Larvae feed inside the leaves and form mines that do not cross the midribs or main lateral veins of the leaves (Figure 2). 

Mined tissue eventually dies, so injury from soybean tentiform leafminer reduces leaf area, like defoliation.

On the underside of the leaves, mines start small and linear, but enlarge to elongate-oval, whitish blotches (Figure 3a).

These mines eventually become tentiform - slightly raised or tented - and can be seen on the upper side of the leaves, often with numerous small light-colored spots (Figures 3b). 
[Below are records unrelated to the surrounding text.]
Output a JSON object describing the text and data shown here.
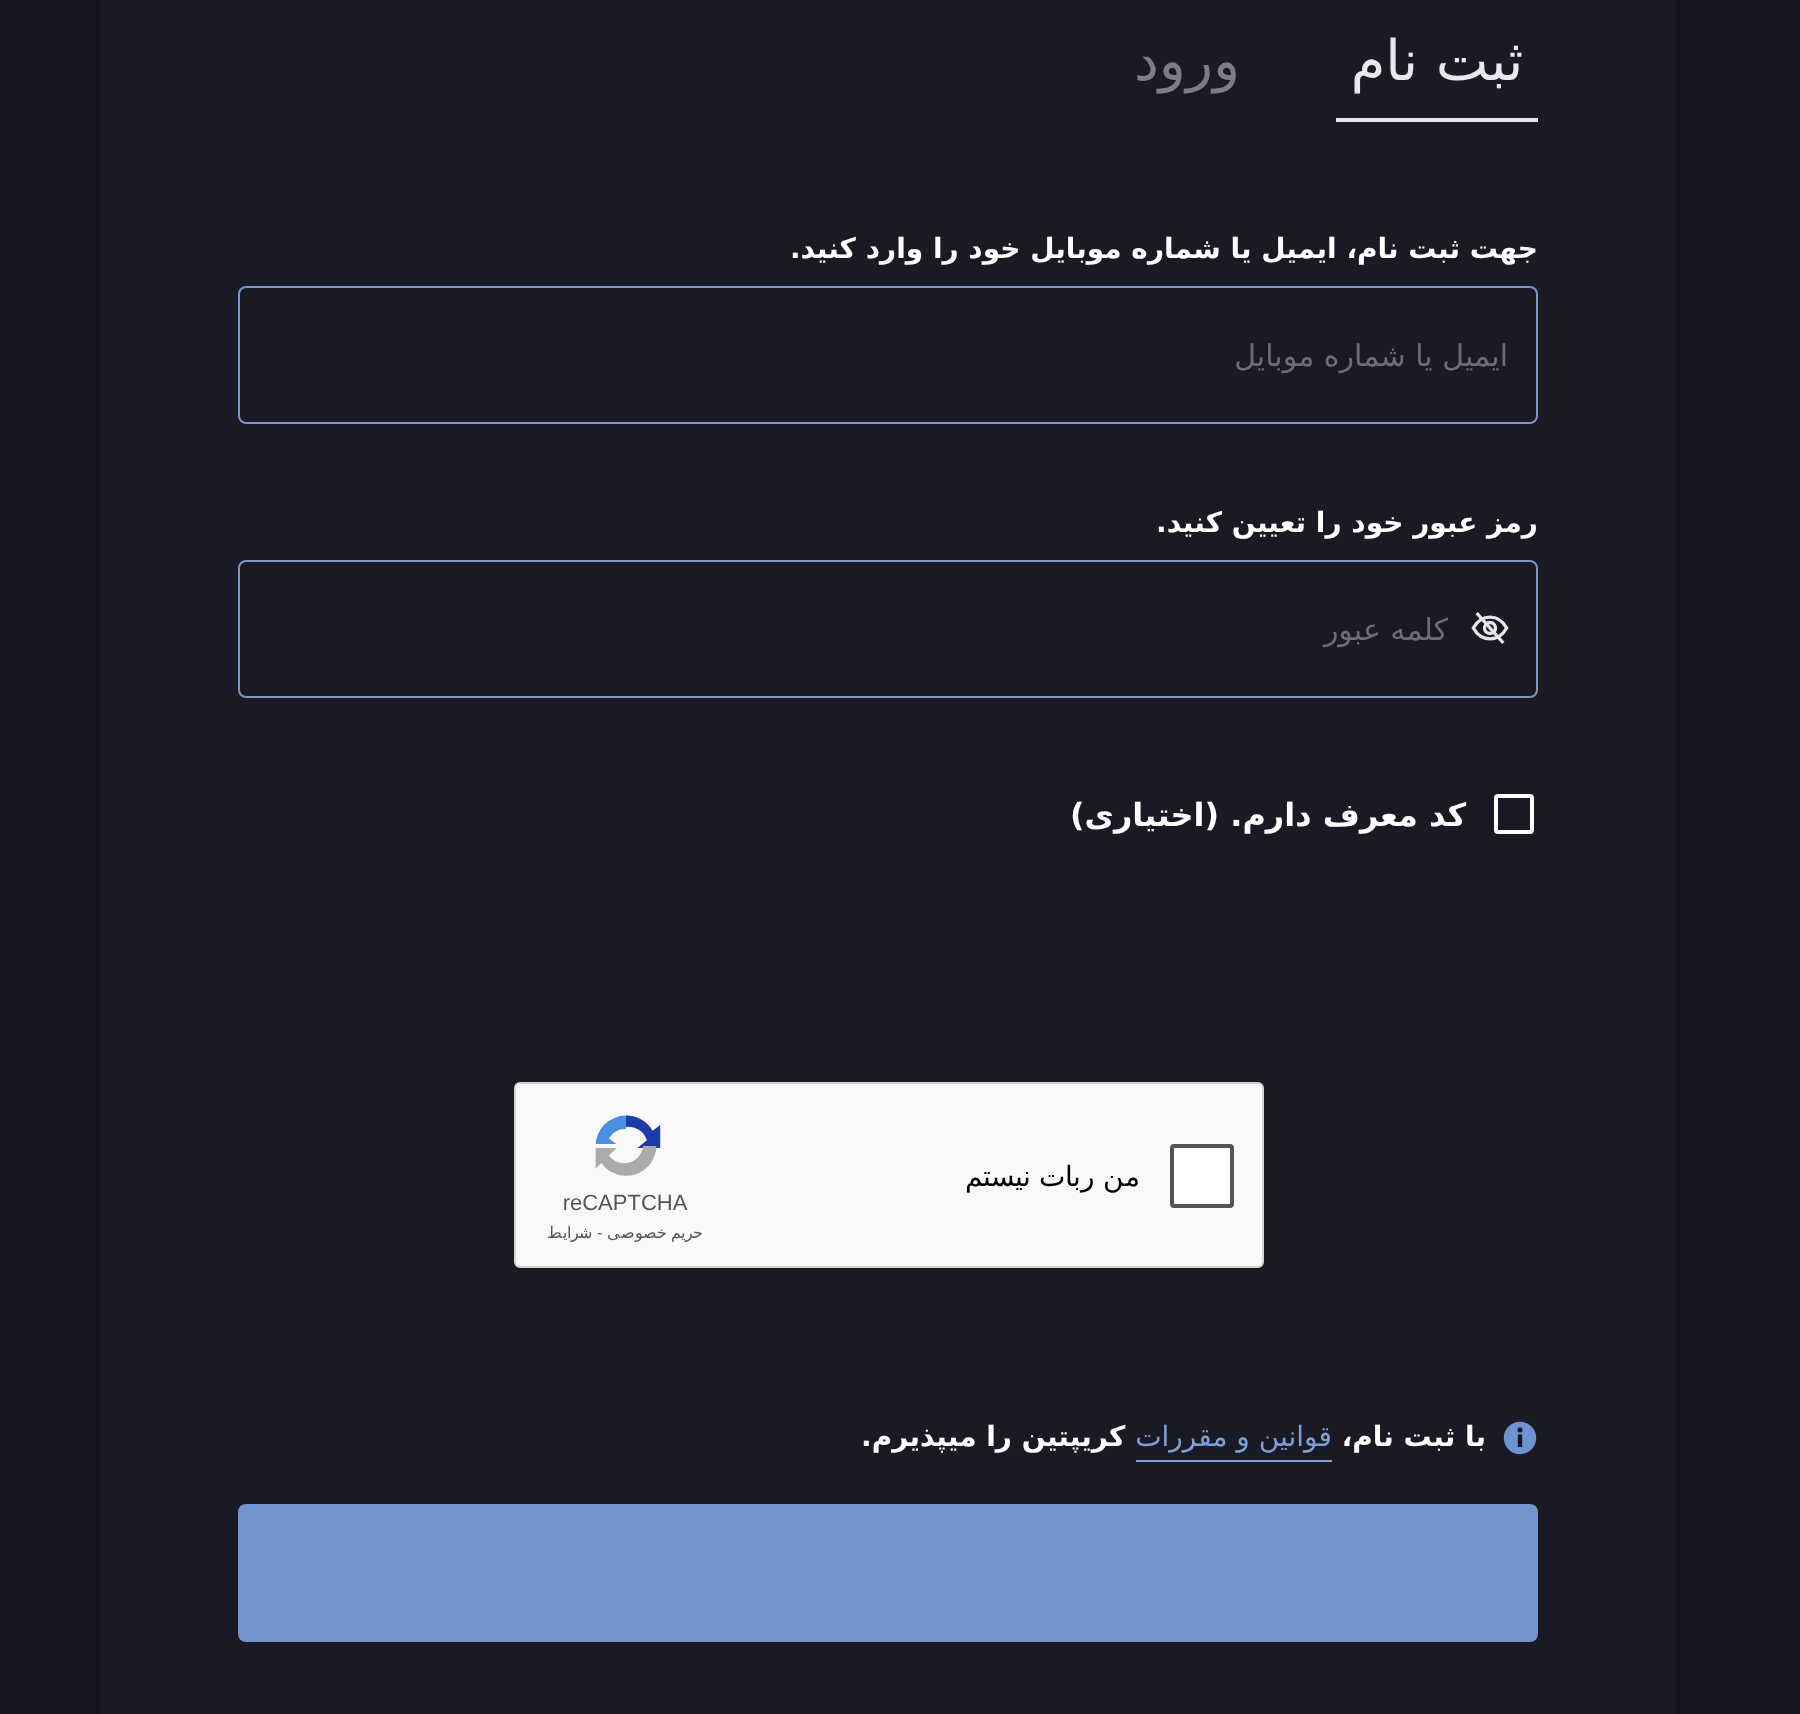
{
  "tabs": [
    {
      "label": "ثبت نام",
      "selected": true
    },
    {
      "label": "ورود",
      "selected": false
    }
  ],
  "fields": [
    {
      "label": "جهت ثبت نام، ایمیل یا شماره موبایل خود را وارد کنید.",
      "placeholder": "ایمیل یا شماره موبایل",
      "kind": "text"
    },
    {
      "label": "رمز عبور خود را تعیین کنید.",
      "placeholder": "کلمه عبور",
      "kind": "password"
    }
  ],
  "referral": {
    "label": "کد معرف دارم. (اختیاری)",
    "checked": false
  },
  "captcha": {
    "label": "من ربات نیستم",
    "checked": false,
    "brand": "reCAPTCHA",
    "links": "حریم خصوصی - شرایط"
  },
  "terms": {
    "before": "با ثبت نام،",
    "link": "قوانین و مقررات",
    "after": "کریپتین را میپذیرم."
  },
  "submit": {
    "disabled": true
  }
}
upper surface of soybean leaf with mines
Fig. 3a. Upper surface of a leaf mine of soybean tentiform leafminer. Photo: Robert Koch, U of MN
lower soybean leaf surface with mines
Fig. 3b. Lower surface of a leaf mine of soybean tentiform leafminer. Photo: Robert Koch, U of MN

Scouting and management

soybean plants infested with mines on the leaves
Fig. 4. Soybean plant heavily infested with mines of soybean tentiform leafminer from a soybean field in southern Minnesota. Photo: Robert Koch, U of MN

Preliminary observations suggest that infestations are heaviest on field edges near wooded areas (Figure 4).

Management decisions for defoliators in soybean are based on estimates of defoliation from the entire canopy (top, middle and bottom levels).

Current defoliation thresholds for soybean:

  • 30% - vegetative states
  • 20% - reproductive stages

Application of foliar insecticides could be an option in the future, but insecticide efficacy and application timing need to be studied for this pest.